2.2 Jenis Data Dan Teknik Pengambilan
Data
Sumber data
adalah subjek dari mana data dapat diperoleh. Bila perolehan data dengan cara
menggunakan kuisioner atau wawancara, maka sumber data disebut responden. Namun
jika sumber data berupa benda, gerak atau proses tertentu disebut teknik
observasi. Dan apabila menggunakan dokumentasi, maka dokumen atau catatanlah
yang menjadi sumber data. Data yang akan diambil dalam Praktek Kerja Lapang ini
meliputi data primer dan data sekunder.
Pengambilan
data praktek kerja lapang ini dilakukan dengan mengambil Data primer yaitu
hasil observasi terhadap suatu benda, kejadian atau kegiatan. Sedangkan data
sekunder adalah data penelitian yang diperoleh secara tidak langsung melalui
perantara (diperoleh dan dicatat oleh pihak lain).
2.2.1 Data
Primer
Data primer
adalah data yang diperoleh atau dikumpulkan oleh peneliti secara langsung dari
sumber datanya. Data primer disebut juga sebagai data asli atau data baru yang
memiliki sifat up to date. Untuk mendapatkan data primer, peneliti harus
mengumpulkannya secara langsung (Suryana, 2010).
Data primer
dari Praktek Kerja Lapang ini didapat dengan cara :
1.
Observasi
Observasi atau pengamatan adalah metode dimana orang atau
penulis melakukan pengamatan dan pencatatan dengan sistematis atas fenomena-fenomena yang diteliti (Berliana,
2008).

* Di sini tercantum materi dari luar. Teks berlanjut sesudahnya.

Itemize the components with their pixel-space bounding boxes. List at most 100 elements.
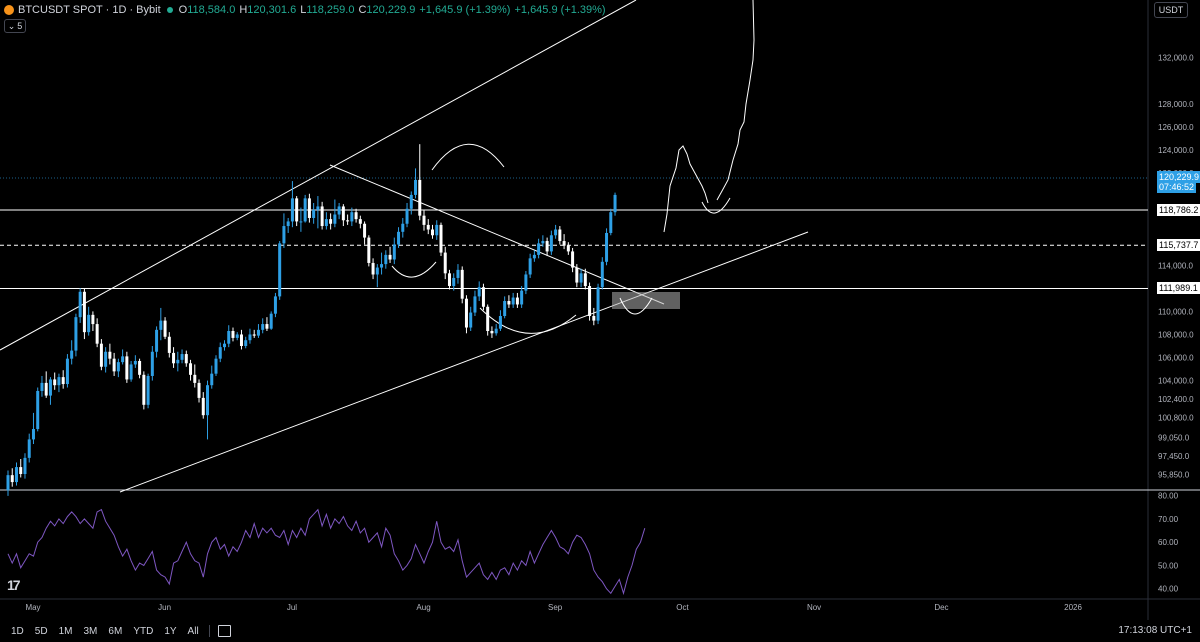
- candle-body: [503, 301, 507, 317]
- price-axis: 132,000.0128,000.0126,000.0124,000.0122,…: [1158, 54, 1194, 594]
- candle-body: [596, 287, 600, 321]
- candle-body: [469, 312, 473, 328]
- candle-body: [159, 320, 163, 330]
- range-1m-button[interactable]: 1M: [59, 626, 73, 637]
- range-1y-button[interactable]: 1Y: [164, 626, 176, 637]
- candle-body: [490, 330, 494, 334]
- candle-body: [426, 224, 430, 230]
- candle-body: [414, 179, 418, 195]
- price-axis-label: 132,000.0: [1158, 54, 1194, 63]
- candle-body: [218, 347, 222, 359]
- candle-body: [108, 351, 112, 359]
- candle-body: [36, 390, 40, 430]
- candle-body: [456, 269, 460, 278]
- trendline-drawings: [0, 0, 809, 493]
- candle-body: [133, 360, 137, 365]
- candle-body: [261, 324, 265, 330]
- candle-body: [588, 286, 592, 317]
- candle-body: [231, 330, 235, 338]
- drawn-arc-bottom: [479, 307, 577, 334]
- chart-canvas[interactable]: 132,000.0128,000.0126,000.0124,000.0122,…: [0, 0, 1200, 642]
- candle-body: [44, 382, 48, 396]
- time-axis-label: Dec: [934, 603, 948, 612]
- candle-body: [235, 334, 239, 338]
- change-value-2: +1,645.9 (+1.39%): [514, 4, 606, 16]
- candle-body: [405, 208, 409, 224]
- candle-body: [206, 385, 210, 416]
- chart-legend: BTCUSDT SPOT · 1D · Bybit O 118,584.0 H 12…: [4, 3, 610, 17]
- projected-path-rally: [716, 0, 755, 201]
- candle-body: [184, 354, 188, 364]
- candle-body: [609, 212, 613, 233]
- candle-body: [142, 374, 146, 405]
- candle-body: [515, 297, 519, 305]
- level-price-tag: 115,737.7: [1157, 239, 1200, 252]
- candle-body: [290, 198, 294, 222]
- candle-body: [252, 334, 256, 336]
- candle-body: [265, 324, 269, 329]
- open-value: 118,584.0: [187, 4, 236, 16]
- candle-body: [558, 229, 562, 242]
- candle-body: [61, 377, 65, 385]
- candle-body: [87, 314, 91, 333]
- rsi-axis-label: 80.00: [1158, 492, 1179, 501]
- range-6m-button[interactable]: 6M: [108, 626, 122, 637]
- symbol-title[interactable]: BTCUSDT SPOT · 1D · Bybit: [18, 4, 161, 16]
- clock-timezone[interactable]: 17:13:08 UTC+1: [1118, 625, 1192, 636]
- candle-body: [303, 198, 307, 222]
- candle-body: [19, 467, 23, 475]
- candle-body: [447, 273, 451, 287]
- candle-body: [316, 206, 320, 210]
- range-all-button[interactable]: All: [188, 626, 199, 637]
- descending-trendline: [329, 164, 665, 305]
- currency-selector[interactable]: USDT: [1154, 2, 1188, 18]
- range-3m-button[interactable]: 3M: [84, 626, 98, 637]
- price-axis-label: 97,450.0: [1158, 452, 1190, 461]
- rsi-panel: [7, 508, 646, 596]
- time-axis-label: Aug: [416, 603, 430, 612]
- candle-body: [6, 475, 10, 491]
- tradingview-logo-icon[interactable]: 17: [7, 577, 21, 593]
- candle-body: [197, 382, 201, 398]
- range-1d-button[interactable]: 1D: [11, 626, 24, 637]
- candle-body: [363, 223, 367, 238]
- candle-body: [40, 382, 44, 391]
- time-axis-label: Sep: [548, 603, 563, 612]
- level-price-tag: 111,989.1: [1157, 282, 1200, 295]
- candle-body: [112, 358, 116, 372]
- candle-body: [341, 206, 345, 221]
- candle-body: [320, 206, 324, 227]
- calendar-goto-date-icon[interactable]: [217, 625, 231, 637]
- candle-body: [312, 209, 316, 218]
- candle-body: [227, 330, 231, 344]
- time-axis: May Jun Jul Aug Sep Oct Nov Dec 2026: [25, 603, 1082, 612]
- candle-body: [176, 359, 180, 364]
- candle-body: [57, 377, 61, 386]
- candle-body: [397, 231, 401, 245]
- candle-body: [48, 379, 52, 396]
- candle-body: [269, 313, 273, 329]
- range-ytd-button[interactable]: YTD: [133, 626, 153, 637]
- open-label: O: [178, 4, 188, 16]
- candle-body: [74, 317, 78, 351]
- candle-body: [337, 206, 341, 215]
- candle-body: [528, 258, 532, 275]
- toolbar-divider: [208, 625, 210, 637]
- time-axis-label: Jun: [158, 603, 171, 612]
- candle-body: [155, 329, 159, 352]
- candle-body: [354, 212, 358, 220]
- candle-body: [295, 198, 299, 222]
- candle-body: [554, 229, 558, 236]
- candle-body: [375, 267, 379, 275]
- candle-body: [545, 241, 549, 252]
- candle-body: [541, 241, 545, 244]
- candle-body: [210, 373, 214, 386]
- indicators-toggle-button[interactable]: ⌄ 5: [4, 19, 26, 33]
- range-5d-button[interactable]: 5D: [35, 626, 48, 637]
- drawn-arc-retest: [701, 197, 731, 214]
- candle-body: [273, 296, 277, 314]
- candle-body: [180, 354, 184, 360]
- candle-body: [53, 379, 57, 386]
- candle-body: [82, 291, 86, 333]
- grid: [0, 0, 1200, 620]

Pada praktek kerja lapang ini dilakukan pengamatan secara langsung
terhadap kegiatan operasional dari Syahbandar Perikanan PPN Brondong Lamongan
Jawa Timur.
2.
Wawancara
Wawancara adalah suatu percakapan langsung dengan
tujuan-tujuan tertentu dengan
menggunakan format tanya jawab yang terencana. Wawancara memungkinkan
analis sistem mendengar tujuan-tujuan,
perasaan, pendapat dan prosedur-prosedur informal dalam wawancara dengan para pembuat keputusan organisasional
(Fenni, 2013). Proses wawancara dilakukan secara langsung dengan pihak
Syahbandar Perikanan.
3.
Partisipasi
Aktif
Menurut Ali (2007), partisipasi aktif adalah suatu
keterlibatan mental dan emosi seseorang kepada pencapaian tujuan dan ikut
bertanggung jawab di dalamnya. Partisipasi yang di lakukan pada praktek kerja
lapang ini adalah ikut terjun langsung di lapang dalam proses tugas seorang Syahbandar,
untuk menjaga ketertiban dari semua kondisi sarana dan prasarana di lapang
Pelabuhan Perikanan Nusantara Brondong Lamongan.
4.
Dokumentasi
Dokumentasi merupakan suatu cara pencatatan dan
penyalinan dari suatu data yang dibutuhkan untuk suatu penelitian dengan suatu
media. Dokumentasi yang dilakukan pada praktek kerja lapang ini adalah dengan
pengambilan gambar atau foto dari Syahbandar Perikanan PPN Brondong.
2.2.2 Data
Sekunder
Data sekunder merupakan informasi yang dikumpulkan bukan
untuk kepentingan studi yang sedang dilakukan saat ini tetapi untuk beberapa
tujuan lain (John, 2009). Misalnya dari Dinas Perikanan dan Kelautan Kabupaten
Lamongan dan kantor Kecamatan Brondong mengenai :
1)
Keadaan
umum lokasi Praktek Kerja Lapang, misalnya letak geografis dan topografi,
keadaan penduduk dan lain-lain
2)
Dan
tentang jumlah nelayan, jumlah armada penangkapan dan alat tangkap perikanan,
dan lain-lain
3)
Master
Plan dari Pelabuhan Perikanan Nusantara Brondong lamongan Jawa Timur
4)
Peta
kecamatan PPN Brondong Lamongan Jawa Timur.
2.3 Mengetahui
Keadaan Umum Pelabuhan Perikanan Nusantara
2.3.1 Pelabuhan
Perikanan Nusantara
Pelabuhan
Perikanan Nusantara (PPN), dikenal juga sebagai pelabuhan perikanan tipe B atau
kelas II. Pelabuhan ini dirancang terutama untuk melayani kapal perikanan
berukuran 15 – 16 ton GT sekaligus. Pelabuhan ini juga melayani kapal ikan yang
beroperasi di perairan ZEE Indonesia dan perairan nasional. Jumlah ikan yang
didaratkan sekitar 40 – 50 ton / hari atau sekitar 8.000 – 15.000 ton / tahun.
Menurut
Apriadi dalam Angga (2012),
Pelabuhan Perikanan Nusantara
Brondong mutlak sangat
dibutuhkan untuk menunjang aktivitas warga
setempat yang berprofesi
sebagai pencari ikan
atau nelayan. Operasional
Pelabuhan Perikanan Nusantara juga diperlukan dalam pengembangan sektor
perikanan, karena selain pelabuhan tersebut dapat memudahkan para penangkap ikan (nelayan)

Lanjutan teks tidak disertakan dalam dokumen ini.